Le premier, François L., 37 ans, est un habitué des palais de justice, avec 22 condamnations depuis 1998 dont plusieurs délits de conduite sans permis ou en état d'ivresse avec tentative de fuite. Le même trajet l'amène ici aujourd'hui : roulant tous feux éteints à Hageneau le week-end dernier, il prend la fuite devant une voiture de police, avant d'abandonner son véhicule. Un téléphone portable laissé à l'intérieur permet aux enquêteurs de retrouver sa piste et de s'apercevoir qu'il n'a toujours pas passé son permis de conduire. Daniel J., 34 ans, s'est vu, lui, retirer son permis de conduire le mois dernier pour conduite sous l'emprise de stupéfiants. Récidiviste lui aussi, il a voulu prendre sa voiture ce 20 février « pour se rendre à la banque à 800 mètres de la maison ». Manque de chance, les gendarmes procédent alors à des contrôles au bout de la rue. Sa tentative de fuite, qu'il décrit comme « un profond manque de lucidité », ne lui donne pas raison. Les deux prévenus se bornent à exprimer leurs « profonds regrets ».
Prison ferme contre aménagement de peine
Si les faits sont similaires, les profils des délinquants sont diamétralement opposés. François L. vit du RSA, Daniel J. jouit d'une situation confortable avec 2500 euros par mois. Le premier vit en ménage et est père de sept enfants. Il n'a pas de diplôme et seulement quelques expériences en maçonnerie ou dans l'entretien d'espaces verts. Le second est célibataire et sans personne à charge. Il est décrit comme « socialement très intégré » par une enquête sociale et dispose d'une excellente image auprès de son employeur, une société de chantier allemande qui le définit comme « un employé modèle, l'un de ses meilleurs chefs de chantier ».
« Envisagez-vous de passer votre permis de conduire ? », demande la procureur à François L. Après s'être fait répéter la question par manque d'attention, il répond, évasif : « J'ai essayé mais je sais pas lire et écrire alors je sais pas faire le code de la route ». « Au bout d'un moment, on va être obligé d'emprisonner », prévient la procureur.

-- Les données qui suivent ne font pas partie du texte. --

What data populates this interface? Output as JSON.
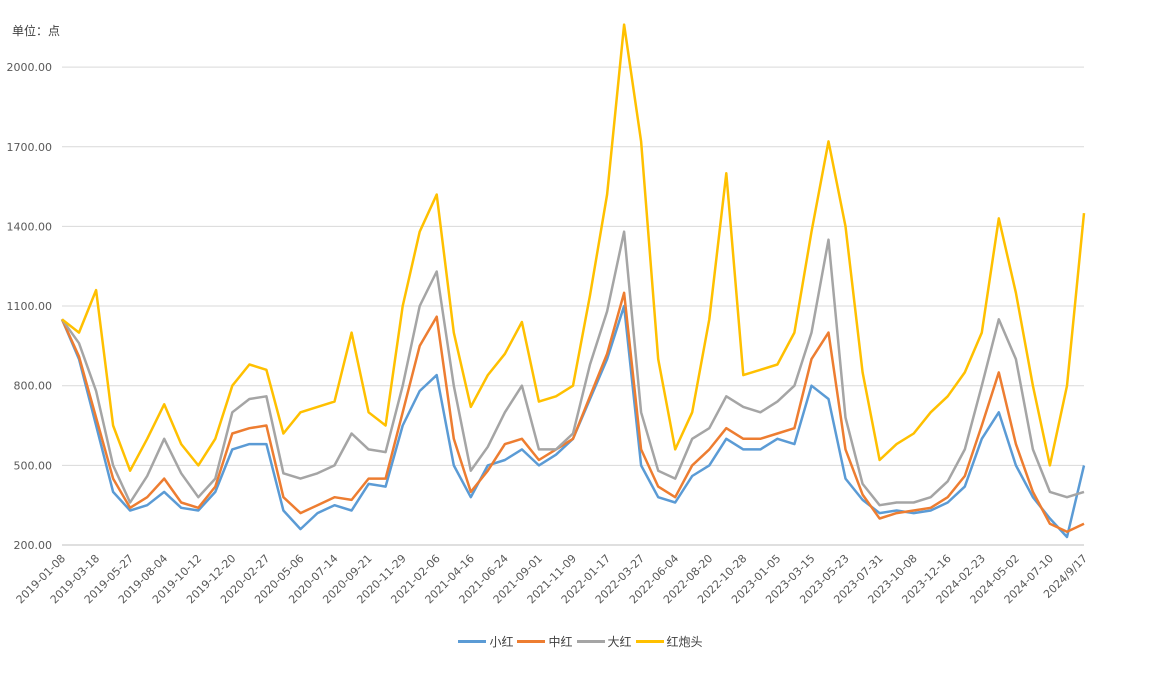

Elle met aussi en garde Daniel J. devant ce risque mais plaide pour l'indulgence, vu sa situation professionnelle. Les réquisitions tombent: 6 mois de prison ferme, interdiction de conduire un véhicule motorisé pendant 12 mois et 450 euros d'amende pour François L; 4 mois de prison avec aménagement possible, un an d'annulation de permis et 800 euros d'amende pour Daniel J.
Le premier prévenu, qui avait demandé la liberté pour fêter les 13 ans de son fils ce mardi soir, repart comme il est arrivé : menotté. Il écope de quatre mois de prison ferme avec 250 euros d'amende. Daniel J. se voit condamné lui aussi à quatre mois de réclusion, mais avec une possibilité d'aménagement, assortie de 800 euros d'amende et d'une annulation de son permis pendant six mois.